As your friends and co-workers find out you "have it", their reaction is sympathetic, but you can tell there is another thought looming. They are ruminating and calculating the last time they saw you. They are wondering how many feet away from you they were. They are telling their other friends who were there too. There are WhatsApp groups and Messenger threads where you are already being talked about, parallel to them typing, "aww feel better" to you. You know this because within two minutes of you texting a co-worker, your entire office texts you asking how you are doing. Within one minute of texting a loved one, her roommate's friend is "randomly" checking up on you. Of course, this is rational and necessary, to retrace your steps and take safety measures. No one is against you, they are just for themselves. They just want to feel safe, this isn't personal, right? Yet, why does it feel so personal? You feel like you let the world down. You weren't safe, you took the mask off at the restaurant and you didn't wash your hands for 20 seconds. Your family might be infected by you, your household help might get the virus. You feel like you're filthy, and anyone who is in touch with you is now scared of you. How do you know someone didn't contract the disease from you and die? Shame on you.

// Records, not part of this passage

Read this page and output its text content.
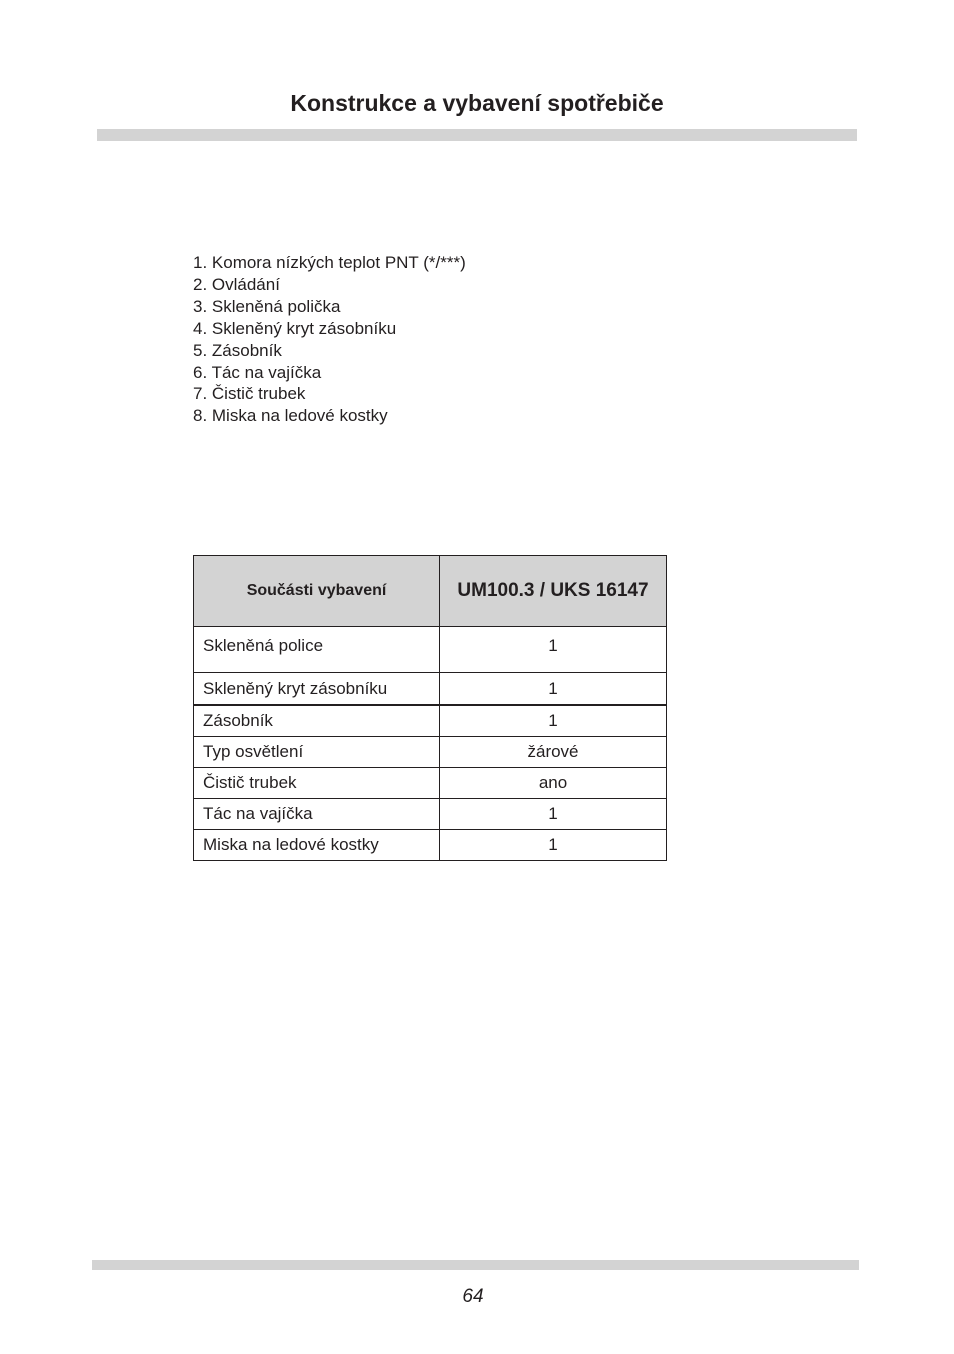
Konstrukce a vybavení spotřebiče
1. Komora nízkých teplot PNT (*/***)
2. Ovládání
3. Skleněná polička
4. Skleněný kryt zásobníku
5. Zásobník
6. Tác na vajíčka
7. Čistič trubek
8. Miska na ledové kostky
Součásti vybavení	UM100.3 / UKS 16147
Skleněná police	1
Skleněný kryt zásobníku	1
Zásobník	1
Typ osvětlení	žárové
Čistič trubek	ano
Tác na vajíčka	1
Miska na ledové kostky	1
64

Then there's the isolation. You think you're used to the lockdown, but the entire perspective changes when you become the Covid patient. Suddenly, you're not staying home to protect yourself. You're locked up in your bedroom to protect the world—from you. The isolation eats at you slowly, invading your thoughts. At first, you think you have all the free time in the world. You'll get some much-needed rest, get a little bit of work done every day—micro productivity. But being stuck in one room for over a week kills your perception of night and day, work and leisure. There is no work-life separation, there are no boundaries, not to mention your symptoms keep coming and going, leading you to wonder if the entire result was a false positive.
I wish there was a conclusive way to tie up all these thoughts and emotions, but there isn't one. I wish I could write, I can't wait to recover and test negative again, but it's not that simple.
See, while the isolation is killing me, its coldness also feels warmly familiar. I am almost nostalgic of March 2020, when the first lockdown started. The most terrifying realisation from my isolation was the emotional toll that my "normal" life had on me. As a filmmaker, a communications consultant, and a writer, my "normal" was a relentless hustle. I had no time to breathe, yet all the time to prove myself to a world where the only way to establish one's worth is to be constantly productive.
Yet, I am too tired, too isolated to have an epiphany about my lifestyle. All I know is, while my physical symptoms will hopefully soon wear down, the emotional burden of this experience will continue to be an invisible weight that I must keep lifting. And just like the physical symptoms, it makes it harder to breathe.
Nuhash Humayun is a filmmaker, writer and communications consultant.